Hocam her cümlenize ayrı yorum yapmak isterdim ama spoiler olur diye sessiz kalmak zorunda kaldım, heyhat.
Ama Paran’a ben de sonraki kitaplarda ısındım şahsen. Çoğu karakteri end-game’lerinde izliyoruz; ama Paran gözümüzün önünde büyüyor o açıdan hoşuma giden birisi.
İyi yaptın hocam, spoiler yemek istemem. Kruppe’den büyük işler bekliyorum. Hangi kitapta olur bilmem ama tanrı mertebesine falan erişecek diye bekliyorum. Hatta şimdiden öyle bile olabilir. Gizemi tam ayarında bırakılmış bir karakter ilk kitap için.
Paran konusunda dediklerinden şüphem yok, büyüyüp adam olacak, büyük işler başaracak o.
Çok taktığımdan değil ama kitapta en son okuduğum yer Paran ile ilgili malum bir bölümdü ve şu yazılan son 3 mesaj sürprizbozan oldu benim için .
Bu başlıkta spoiler vermiyoruz arkadaşlar. Spoiler konusunda oldukça hassasım, aşağıya spoiler’lı konuşabileceğiniz başlığı ekliyorum.
Bugün başlıyorum hayırlısı ile :)) çevirmen kalitesine kaç verirsiniz ?

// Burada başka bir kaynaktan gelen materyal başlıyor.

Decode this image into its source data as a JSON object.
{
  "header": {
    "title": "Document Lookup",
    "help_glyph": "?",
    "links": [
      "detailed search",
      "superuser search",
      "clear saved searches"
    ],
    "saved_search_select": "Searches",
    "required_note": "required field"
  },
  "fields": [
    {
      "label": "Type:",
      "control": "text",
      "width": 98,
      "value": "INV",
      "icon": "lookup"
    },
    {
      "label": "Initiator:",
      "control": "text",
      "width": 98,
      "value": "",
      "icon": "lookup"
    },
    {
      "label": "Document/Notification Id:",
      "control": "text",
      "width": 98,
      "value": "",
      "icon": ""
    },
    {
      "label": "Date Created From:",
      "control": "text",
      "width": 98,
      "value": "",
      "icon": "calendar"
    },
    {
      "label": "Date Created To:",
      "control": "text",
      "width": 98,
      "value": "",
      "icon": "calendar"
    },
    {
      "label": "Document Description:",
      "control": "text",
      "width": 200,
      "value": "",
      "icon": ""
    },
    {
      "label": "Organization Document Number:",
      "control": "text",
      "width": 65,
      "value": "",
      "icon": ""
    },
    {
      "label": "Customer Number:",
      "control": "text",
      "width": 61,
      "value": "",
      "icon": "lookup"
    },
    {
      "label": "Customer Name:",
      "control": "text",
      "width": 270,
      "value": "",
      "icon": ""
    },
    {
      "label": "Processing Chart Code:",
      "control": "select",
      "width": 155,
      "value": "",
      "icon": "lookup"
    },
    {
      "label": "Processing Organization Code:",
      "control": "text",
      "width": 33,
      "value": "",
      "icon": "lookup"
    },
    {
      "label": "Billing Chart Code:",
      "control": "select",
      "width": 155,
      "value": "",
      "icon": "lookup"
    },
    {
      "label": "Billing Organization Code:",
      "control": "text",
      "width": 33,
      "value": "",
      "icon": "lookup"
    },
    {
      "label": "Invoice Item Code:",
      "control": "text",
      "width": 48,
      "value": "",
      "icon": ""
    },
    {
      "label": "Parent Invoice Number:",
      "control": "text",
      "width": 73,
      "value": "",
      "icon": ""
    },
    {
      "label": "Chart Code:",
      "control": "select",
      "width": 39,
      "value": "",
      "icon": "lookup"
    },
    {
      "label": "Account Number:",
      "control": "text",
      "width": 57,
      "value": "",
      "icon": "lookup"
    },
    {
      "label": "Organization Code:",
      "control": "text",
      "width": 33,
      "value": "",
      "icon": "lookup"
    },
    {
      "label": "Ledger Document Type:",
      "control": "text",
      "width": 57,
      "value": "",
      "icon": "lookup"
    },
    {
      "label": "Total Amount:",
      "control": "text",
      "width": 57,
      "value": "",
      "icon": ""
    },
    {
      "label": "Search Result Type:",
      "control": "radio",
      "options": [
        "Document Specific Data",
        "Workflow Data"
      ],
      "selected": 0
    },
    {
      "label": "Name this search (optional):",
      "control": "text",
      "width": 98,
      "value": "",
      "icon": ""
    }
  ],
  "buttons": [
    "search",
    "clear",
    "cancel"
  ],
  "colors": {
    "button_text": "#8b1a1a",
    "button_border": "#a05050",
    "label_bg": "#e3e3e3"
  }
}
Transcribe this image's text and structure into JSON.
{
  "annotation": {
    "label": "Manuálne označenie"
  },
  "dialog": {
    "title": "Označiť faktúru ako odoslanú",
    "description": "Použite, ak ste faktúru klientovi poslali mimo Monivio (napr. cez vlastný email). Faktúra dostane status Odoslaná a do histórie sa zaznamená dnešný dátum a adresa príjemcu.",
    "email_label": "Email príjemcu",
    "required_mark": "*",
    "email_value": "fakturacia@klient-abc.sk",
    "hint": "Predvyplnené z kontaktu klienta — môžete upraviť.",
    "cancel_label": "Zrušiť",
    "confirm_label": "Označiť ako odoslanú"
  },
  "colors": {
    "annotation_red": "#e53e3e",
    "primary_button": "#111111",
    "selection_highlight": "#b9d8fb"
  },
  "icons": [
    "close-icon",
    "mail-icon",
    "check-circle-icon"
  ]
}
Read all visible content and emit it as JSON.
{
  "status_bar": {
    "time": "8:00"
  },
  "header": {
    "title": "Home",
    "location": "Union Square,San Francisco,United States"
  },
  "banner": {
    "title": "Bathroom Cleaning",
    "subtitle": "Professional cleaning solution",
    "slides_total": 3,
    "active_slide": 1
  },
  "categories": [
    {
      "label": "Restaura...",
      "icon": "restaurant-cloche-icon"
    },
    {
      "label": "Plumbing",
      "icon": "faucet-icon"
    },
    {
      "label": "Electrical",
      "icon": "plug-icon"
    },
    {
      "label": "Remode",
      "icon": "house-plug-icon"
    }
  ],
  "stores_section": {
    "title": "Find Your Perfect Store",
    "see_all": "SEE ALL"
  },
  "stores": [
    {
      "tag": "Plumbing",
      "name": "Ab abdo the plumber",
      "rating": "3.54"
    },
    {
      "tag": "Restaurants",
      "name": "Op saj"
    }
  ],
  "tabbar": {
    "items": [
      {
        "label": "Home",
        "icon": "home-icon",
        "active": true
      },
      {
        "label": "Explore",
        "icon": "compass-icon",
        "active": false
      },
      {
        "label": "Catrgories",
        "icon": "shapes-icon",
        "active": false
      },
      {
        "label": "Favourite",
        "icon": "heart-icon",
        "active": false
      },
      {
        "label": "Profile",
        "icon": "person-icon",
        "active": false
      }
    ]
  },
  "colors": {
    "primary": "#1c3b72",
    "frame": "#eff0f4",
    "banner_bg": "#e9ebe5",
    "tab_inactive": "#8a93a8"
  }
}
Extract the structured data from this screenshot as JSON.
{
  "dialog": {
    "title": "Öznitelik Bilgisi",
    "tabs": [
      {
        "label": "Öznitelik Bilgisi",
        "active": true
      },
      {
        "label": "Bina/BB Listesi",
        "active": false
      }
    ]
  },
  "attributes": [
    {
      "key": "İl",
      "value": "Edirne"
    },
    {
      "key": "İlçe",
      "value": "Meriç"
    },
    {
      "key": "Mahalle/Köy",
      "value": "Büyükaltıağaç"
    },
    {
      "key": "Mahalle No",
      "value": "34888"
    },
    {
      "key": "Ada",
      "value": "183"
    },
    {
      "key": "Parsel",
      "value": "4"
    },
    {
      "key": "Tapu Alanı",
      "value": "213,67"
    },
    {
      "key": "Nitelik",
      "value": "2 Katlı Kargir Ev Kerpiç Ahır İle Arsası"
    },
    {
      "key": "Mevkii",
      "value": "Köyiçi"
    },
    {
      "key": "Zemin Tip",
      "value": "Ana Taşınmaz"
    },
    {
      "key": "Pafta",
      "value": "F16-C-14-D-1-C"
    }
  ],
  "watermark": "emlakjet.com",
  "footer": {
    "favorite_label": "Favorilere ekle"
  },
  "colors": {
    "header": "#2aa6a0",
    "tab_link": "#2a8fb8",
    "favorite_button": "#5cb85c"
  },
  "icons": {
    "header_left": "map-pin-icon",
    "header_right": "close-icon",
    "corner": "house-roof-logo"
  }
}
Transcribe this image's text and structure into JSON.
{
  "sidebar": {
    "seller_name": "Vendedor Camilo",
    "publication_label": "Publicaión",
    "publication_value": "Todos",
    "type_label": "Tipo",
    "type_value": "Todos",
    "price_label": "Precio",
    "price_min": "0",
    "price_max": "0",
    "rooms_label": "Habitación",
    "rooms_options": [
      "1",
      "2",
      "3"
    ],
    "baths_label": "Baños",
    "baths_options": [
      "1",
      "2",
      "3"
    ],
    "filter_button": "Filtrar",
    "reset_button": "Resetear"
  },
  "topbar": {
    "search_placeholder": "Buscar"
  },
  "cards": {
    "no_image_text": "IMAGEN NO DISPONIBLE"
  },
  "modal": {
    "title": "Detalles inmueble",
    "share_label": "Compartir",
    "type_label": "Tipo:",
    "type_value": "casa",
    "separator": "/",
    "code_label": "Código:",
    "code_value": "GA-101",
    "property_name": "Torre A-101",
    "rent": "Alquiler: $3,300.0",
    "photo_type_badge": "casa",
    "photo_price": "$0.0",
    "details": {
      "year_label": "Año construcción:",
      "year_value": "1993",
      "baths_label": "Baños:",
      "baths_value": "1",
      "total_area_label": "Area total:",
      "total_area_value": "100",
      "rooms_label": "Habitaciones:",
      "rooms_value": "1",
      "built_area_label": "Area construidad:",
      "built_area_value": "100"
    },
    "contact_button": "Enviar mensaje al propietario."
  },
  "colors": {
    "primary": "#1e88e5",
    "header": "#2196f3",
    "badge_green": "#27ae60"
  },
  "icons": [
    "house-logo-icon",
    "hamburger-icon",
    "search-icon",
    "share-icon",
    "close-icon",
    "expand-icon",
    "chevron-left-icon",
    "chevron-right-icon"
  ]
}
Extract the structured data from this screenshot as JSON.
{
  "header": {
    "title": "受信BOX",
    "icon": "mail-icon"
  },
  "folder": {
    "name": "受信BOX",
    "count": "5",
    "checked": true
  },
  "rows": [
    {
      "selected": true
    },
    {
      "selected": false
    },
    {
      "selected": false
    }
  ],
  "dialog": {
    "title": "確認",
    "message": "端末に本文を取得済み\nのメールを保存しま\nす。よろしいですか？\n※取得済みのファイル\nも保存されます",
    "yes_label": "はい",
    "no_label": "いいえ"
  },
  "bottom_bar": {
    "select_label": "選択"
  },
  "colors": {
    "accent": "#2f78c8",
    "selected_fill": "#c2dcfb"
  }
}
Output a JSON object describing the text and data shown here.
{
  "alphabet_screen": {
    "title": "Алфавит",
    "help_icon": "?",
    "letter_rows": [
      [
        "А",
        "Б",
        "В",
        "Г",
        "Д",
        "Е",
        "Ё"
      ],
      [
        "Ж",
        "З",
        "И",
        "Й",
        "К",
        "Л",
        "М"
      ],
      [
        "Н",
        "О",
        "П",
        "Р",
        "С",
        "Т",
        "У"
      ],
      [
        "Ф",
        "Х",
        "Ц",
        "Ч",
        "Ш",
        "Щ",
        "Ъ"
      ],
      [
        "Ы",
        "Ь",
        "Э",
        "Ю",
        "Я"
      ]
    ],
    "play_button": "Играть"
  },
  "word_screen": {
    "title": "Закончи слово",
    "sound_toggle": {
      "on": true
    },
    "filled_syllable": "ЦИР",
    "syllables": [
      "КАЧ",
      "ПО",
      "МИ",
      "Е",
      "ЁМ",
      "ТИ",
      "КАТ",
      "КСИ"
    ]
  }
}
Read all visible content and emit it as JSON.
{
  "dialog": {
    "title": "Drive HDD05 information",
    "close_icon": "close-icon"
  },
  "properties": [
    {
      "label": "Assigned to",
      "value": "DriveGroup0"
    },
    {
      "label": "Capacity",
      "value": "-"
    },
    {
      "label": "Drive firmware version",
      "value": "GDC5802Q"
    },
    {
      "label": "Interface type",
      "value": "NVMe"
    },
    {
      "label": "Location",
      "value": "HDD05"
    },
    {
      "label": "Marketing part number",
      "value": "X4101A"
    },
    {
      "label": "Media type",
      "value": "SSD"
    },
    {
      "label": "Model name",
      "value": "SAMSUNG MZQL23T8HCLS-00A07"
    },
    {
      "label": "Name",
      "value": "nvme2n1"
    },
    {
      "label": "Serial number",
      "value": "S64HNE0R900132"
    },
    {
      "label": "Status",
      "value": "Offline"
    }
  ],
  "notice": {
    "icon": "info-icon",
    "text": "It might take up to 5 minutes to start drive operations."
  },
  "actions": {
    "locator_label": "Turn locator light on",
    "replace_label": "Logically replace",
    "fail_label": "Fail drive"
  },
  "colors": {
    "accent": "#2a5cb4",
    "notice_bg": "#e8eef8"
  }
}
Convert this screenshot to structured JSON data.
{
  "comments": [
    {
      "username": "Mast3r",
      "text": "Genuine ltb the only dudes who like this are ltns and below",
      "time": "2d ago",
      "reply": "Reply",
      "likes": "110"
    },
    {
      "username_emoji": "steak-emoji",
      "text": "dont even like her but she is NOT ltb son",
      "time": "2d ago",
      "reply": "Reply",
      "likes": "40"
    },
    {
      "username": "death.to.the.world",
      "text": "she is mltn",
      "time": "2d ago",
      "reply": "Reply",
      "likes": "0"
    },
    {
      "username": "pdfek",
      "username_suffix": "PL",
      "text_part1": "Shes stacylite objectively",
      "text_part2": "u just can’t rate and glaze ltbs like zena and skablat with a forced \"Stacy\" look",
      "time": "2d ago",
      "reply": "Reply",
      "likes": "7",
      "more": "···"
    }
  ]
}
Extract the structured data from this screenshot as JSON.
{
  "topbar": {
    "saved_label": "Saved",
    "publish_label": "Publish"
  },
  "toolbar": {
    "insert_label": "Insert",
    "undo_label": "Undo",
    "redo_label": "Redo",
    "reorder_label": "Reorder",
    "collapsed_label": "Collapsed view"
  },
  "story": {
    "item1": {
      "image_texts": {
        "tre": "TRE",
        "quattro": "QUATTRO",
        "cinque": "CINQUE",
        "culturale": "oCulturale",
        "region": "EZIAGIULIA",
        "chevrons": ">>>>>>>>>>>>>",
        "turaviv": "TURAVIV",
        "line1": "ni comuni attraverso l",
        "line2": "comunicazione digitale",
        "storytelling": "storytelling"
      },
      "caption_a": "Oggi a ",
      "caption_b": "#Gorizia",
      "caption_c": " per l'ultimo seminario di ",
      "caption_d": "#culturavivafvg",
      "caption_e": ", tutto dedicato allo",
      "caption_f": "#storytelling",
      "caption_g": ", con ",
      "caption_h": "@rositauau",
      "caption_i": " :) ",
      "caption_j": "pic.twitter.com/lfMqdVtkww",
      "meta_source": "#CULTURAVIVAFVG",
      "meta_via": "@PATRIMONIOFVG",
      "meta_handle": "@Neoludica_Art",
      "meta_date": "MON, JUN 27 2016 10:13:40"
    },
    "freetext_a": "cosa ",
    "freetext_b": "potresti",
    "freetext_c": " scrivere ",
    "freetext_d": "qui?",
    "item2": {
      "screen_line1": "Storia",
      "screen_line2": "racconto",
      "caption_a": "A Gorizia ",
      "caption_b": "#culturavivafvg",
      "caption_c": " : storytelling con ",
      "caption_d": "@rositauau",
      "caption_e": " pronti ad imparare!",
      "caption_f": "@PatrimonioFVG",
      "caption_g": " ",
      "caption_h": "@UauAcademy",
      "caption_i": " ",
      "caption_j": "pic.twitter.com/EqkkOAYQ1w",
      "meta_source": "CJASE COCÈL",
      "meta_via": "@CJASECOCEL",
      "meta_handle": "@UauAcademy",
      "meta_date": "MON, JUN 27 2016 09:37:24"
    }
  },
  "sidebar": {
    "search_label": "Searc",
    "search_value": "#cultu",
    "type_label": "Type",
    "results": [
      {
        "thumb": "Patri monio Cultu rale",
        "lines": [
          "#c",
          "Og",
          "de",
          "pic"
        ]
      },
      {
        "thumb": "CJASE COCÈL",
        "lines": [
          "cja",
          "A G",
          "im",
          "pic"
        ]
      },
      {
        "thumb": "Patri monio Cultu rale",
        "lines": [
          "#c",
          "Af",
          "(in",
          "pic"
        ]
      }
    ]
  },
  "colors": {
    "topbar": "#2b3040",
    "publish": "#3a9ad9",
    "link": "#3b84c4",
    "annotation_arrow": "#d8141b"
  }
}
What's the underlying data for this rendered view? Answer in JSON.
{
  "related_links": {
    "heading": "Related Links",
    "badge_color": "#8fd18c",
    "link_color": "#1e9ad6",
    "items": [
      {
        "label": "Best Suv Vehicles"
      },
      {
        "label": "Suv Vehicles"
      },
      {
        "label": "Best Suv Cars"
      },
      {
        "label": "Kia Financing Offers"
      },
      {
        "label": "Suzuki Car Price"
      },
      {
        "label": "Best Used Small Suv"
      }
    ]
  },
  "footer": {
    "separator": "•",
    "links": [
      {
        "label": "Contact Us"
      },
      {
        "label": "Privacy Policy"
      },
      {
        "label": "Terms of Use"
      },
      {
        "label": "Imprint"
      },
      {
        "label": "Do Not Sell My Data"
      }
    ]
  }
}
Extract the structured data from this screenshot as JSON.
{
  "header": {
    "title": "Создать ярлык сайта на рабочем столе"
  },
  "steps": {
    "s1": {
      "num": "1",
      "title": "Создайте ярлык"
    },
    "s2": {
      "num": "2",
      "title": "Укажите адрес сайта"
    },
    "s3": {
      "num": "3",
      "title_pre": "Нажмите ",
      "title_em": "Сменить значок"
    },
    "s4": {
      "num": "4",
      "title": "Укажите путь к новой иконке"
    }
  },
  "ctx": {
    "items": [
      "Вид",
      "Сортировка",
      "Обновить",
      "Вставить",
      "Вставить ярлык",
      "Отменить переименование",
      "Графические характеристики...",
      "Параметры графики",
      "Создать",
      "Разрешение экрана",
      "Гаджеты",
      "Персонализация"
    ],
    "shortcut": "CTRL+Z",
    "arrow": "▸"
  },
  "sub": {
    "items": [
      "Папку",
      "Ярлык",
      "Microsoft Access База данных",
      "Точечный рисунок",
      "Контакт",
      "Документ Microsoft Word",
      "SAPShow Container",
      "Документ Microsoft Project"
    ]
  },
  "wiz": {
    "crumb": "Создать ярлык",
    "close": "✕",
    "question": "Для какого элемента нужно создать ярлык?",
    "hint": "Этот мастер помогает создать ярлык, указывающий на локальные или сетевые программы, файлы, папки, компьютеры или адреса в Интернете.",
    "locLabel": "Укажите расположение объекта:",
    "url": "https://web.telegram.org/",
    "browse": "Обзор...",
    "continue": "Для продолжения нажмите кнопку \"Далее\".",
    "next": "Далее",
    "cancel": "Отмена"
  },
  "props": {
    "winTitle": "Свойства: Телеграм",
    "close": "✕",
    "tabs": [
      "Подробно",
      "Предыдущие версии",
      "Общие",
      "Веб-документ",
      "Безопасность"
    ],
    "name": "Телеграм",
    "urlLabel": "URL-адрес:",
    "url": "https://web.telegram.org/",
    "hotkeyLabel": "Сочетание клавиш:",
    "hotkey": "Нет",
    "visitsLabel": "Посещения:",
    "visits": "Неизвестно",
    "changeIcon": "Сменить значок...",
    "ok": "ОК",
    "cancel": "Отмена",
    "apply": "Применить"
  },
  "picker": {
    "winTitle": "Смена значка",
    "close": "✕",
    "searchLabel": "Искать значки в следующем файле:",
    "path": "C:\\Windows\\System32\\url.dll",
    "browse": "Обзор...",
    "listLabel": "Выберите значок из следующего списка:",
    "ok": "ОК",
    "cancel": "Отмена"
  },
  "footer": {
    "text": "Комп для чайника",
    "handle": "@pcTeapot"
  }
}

Çevirinin kalitesine karar vermek için Türkçesini aslıyla ciddi bir şekilde karşılaştırmamız lazım. Bu işe girişmeye kimsenin yelteneceğini sanmıyorum. Yine de bugün birkaç paragrafı karşılaştırdık ve bu izlenimlerimize dayanarak diyebilirim ki yer yer hatalı, yer yer yazarın ifadelerini yanlış aktaran, üstünkörü bir iş çıkarmış gibi gözüküyor.
Cihan Karamancı gayet kaliteli, yetkin bir çevirmen ama yılda 10 kitap çevirince böyle olabiliyor…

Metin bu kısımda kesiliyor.